Don’t Let the Light Go Out


There’s a song we learned as children – a simple song that contains far more wisdom than its composers ever knew:

Don’t let the light go out!
It’s lasted for so many years!
Don’t let the light go out!
Let it shine through our hope and our tears.

For our parents, I suspect, it was a song about Jewish survival, about surviving the Nazis, just as our ancestors survived the Greek-Syrians long ago. But for the Chassidic masters, it was about protecting a different kind of light – the spark of holiness that God placed within each of us.

All too often, we lose track of that light. “But each day,” taught Sefat Emet, “there are are things we can do to change the world and to reveal the light of God.” Acts of kindness, being present for each other, caring for the widow, the orphan, and the stranger, all of these are things that can bring light into the world.

For Nachman of Breslov, our role in keeping the light alive was one of the deepest secrets of creation:

Menorah and the eternal light bear witness to God’s presence in the world. They remind us that only God can create light. All we can do is to take one light and use it to light another. And so we find that everything is from God, the fire, and the light, and the oil, and the wicks – all of them our gift from God. But if we do not do our part, the world will be dark. One candle will not light another.
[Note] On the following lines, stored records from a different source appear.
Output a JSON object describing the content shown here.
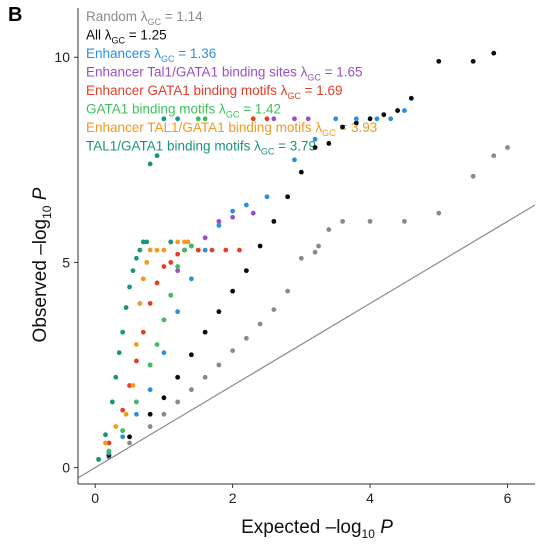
{
  "panel_label": "B",
  "chart_data": {
    "type": "scatter",
    "subtype": "qq-plot",
    "xlabel": "Expected –log10 P",
    "xlabel_parts": {
      "main": "Expected –log",
      "sub": "10",
      "italic": "P"
    },
    "ylabel": "Observed –log10 P",
    "ylabel_parts": {
      "main": "Observed –log",
      "sub": "10",
      "italic": "P"
    },
    "xlim": [
      -0.25,
      6.4
    ],
    "ylim": [
      -0.4,
      11.2
    ],
    "x_ticks": [
      0,
      2,
      4,
      6
    ],
    "y_ticks": [
      0,
      5,
      10
    ],
    "grid": false,
    "legend_placement": "top-left",
    "reference_line": {
      "from": [
        -0.25,
        -0.25
      ],
      "to": [
        6.4,
        6.4
      ],
      "color": "#8c8c8c"
    },
    "series": [
      {
        "name": "Random",
        "lambda": "1.14",
        "color": "#8a8a8a",
        "x": [
          0.2,
          0.5,
          0.8,
          1.0,
          1.2,
          1.4,
          1.6,
          1.8,
          2.0,
          2.2,
          2.4,
          2.6,
          2.8,
          3.0,
          3.2,
          3.25,
          3.4,
          3.6,
          4.0,
          4.5,
          5.0,
          5.5,
          5.8,
          6.0
        ],
        "y": [
          0.25,
          0.6,
          1.0,
          1.3,
          1.6,
          1.9,
          2.2,
          2.5,
          2.85,
          3.15,
          3.5,
          3.85,
          4.3,
          5.1,
          5.25,
          5.4,
          5.8,
          6.0,
          6.0,
          6.0,
          6.2,
          7.1,
          7.6,
          7.8
        ]
      },
      {
        "name": "All",
        "lambda": "1.25",
        "color": "#0a0a0a",
        "x": [
          0.2,
          0.5,
          0.8,
          1.0,
          1.2,
          1.4,
          1.6,
          1.8,
          2.0,
          2.2,
          2.4,
          2.6,
          2.8,
          3.0,
          3.2,
          3.4,
          3.6,
          3.8,
          4.0,
          4.2,
          4.4,
          4.6,
          5.0,
          5.5,
          5.8
        ],
        "y": [
          0.3,
          0.75,
          1.3,
          1.7,
          2.2,
          2.75,
          3.3,
          3.8,
          4.3,
          4.8,
          5.4,
          6.0,
          6.6,
          7.2,
          7.8,
          7.9,
          8.3,
          8.4,
          8.5,
          8.6,
          8.7,
          9.0,
          9.9,
          9.9,
          10.1
        ]
      },
      {
        "name": "Enhancers",
        "lambda": "1.36",
        "color": "#2e8fe0",
        "x": [
          0.2,
          0.4,
          0.6,
          0.8,
          1.0,
          1.2,
          1.4,
          1.6,
          1.8,
          2.0,
          2.2,
          2.5,
          2.9,
          3.2,
          3.5,
          3.8,
          4.1,
          4.3,
          4.5
        ],
        "y": [
          0.35,
          0.75,
          1.3,
          1.9,
          2.8,
          3.8,
          4.6,
          5.3,
          5.9,
          6.25,
          6.4,
          6.6,
          7.5,
          8.0,
          8.5,
          8.5,
          8.5,
          8.5,
          8.7
        ]
      },
      {
        "name": "Enhancer Tal1/GATA1 binding sites",
        "lambda": "1.65",
        "color": "#9b4fc4",
        "x": [
          0.2,
          0.4,
          0.6,
          0.8,
          1.0,
          1.1,
          1.2,
          1.3,
          1.4,
          1.6,
          1.8,
          2.0,
          2.3,
          2.6,
          2.9,
          3.1
        ],
        "y": [
          0.4,
          0.9,
          1.6,
          2.5,
          3.6,
          4.2,
          4.8,
          5.3,
          5.4,
          5.6,
          6.0,
          6.1,
          6.2,
          8.5,
          8.5,
          8.5
        ]
      },
      {
        "name": "Enhancer GATA1 binding motifs",
        "lambda": "1.69",
        "color": "#e0402a",
        "x": [
          0.2,
          0.4,
          0.5,
          0.6,
          0.7,
          0.8,
          0.9,
          1.0,
          1.1,
          1.2,
          1.3,
          1.5,
          1.7,
          1.9,
          2.1,
          2.3,
          2.5
        ],
        "y": [
          0.6,
          1.4,
          2.0,
          2.6,
          3.3,
          4.0,
          4.5,
          4.9,
          5.0,
          5.2,
          5.3,
          5.3,
          5.3,
          5.3,
          5.3,
          8.5,
          8.5
        ]
      },
      {
        "name": "GATA1 binding motifs",
        "lambda": "1.42",
        "color": "#3fbf5a",
        "x": [
          0.2,
          0.4,
          0.6,
          0.8,
          0.9,
          1.0,
          1.1,
          1.2,
          1.3,
          1.4,
          1.5,
          1.6
        ],
        "y": [
          0.4,
          0.9,
          1.6,
          2.5,
          3.0,
          3.6,
          4.2,
          4.9,
          5.3,
          5.4,
          8.5,
          8.5
        ]
      },
      {
        "name": "Enhancer TAL1/GATA1 binding motifs",
        "lambda": "3.93",
        "color": "#f19a1e",
        "x": [
          0.05,
          0.15,
          0.3,
          0.45,
          0.55,
          0.6,
          0.65,
          0.7,
          0.75,
          0.8,
          0.9,
          1.0,
          1.1,
          1.2,
          1.3,
          1.35
        ],
        "y": [
          0.2,
          0.6,
          1.0,
          1.3,
          2.0,
          3.0,
          4.0,
          4.6,
          5.0,
          5.3,
          5.3,
          5.3,
          5.5,
          5.5,
          5.5,
          5.5
        ]
      },
      {
        "name": "TAL1/GATA1 binding motifs",
        "lambda": "3.79",
        "color": "#17967a",
        "x": [
          0.05,
          0.15,
          0.25,
          0.3,
          0.35,
          0.4,
          0.45,
          0.5,
          0.55,
          0.6,
          0.65,
          0.7,
          0.75,
          0.8,
          0.9,
          1.0,
          1.1,
          1.2
        ],
        "y": [
          0.2,
          0.8,
          1.6,
          2.2,
          2.8,
          3.3,
          3.9,
          4.4,
          4.8,
          5.1,
          5.3,
          5.5,
          5.5,
          7.4,
          7.6,
          8.5,
          5.5,
          8.5
        ]
      }
    ]
  }
}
This is the world that the Holy One wanted to create: a world that we would complete through our holiness down below. This is the work of all of us, to kindle the light in each other’s souls. This is the light that shines evening to morning, the light of the human souls. And this is the light that reminds us that the Holy One dwells among us. God could have lit the menorah by Himself. But God wanted us to bring light to each other.

This is the meaning of Chanukah: that God wanted us to bring light to each other. As you light the menorah this week, may you find God’s light, and may you bring light to each other.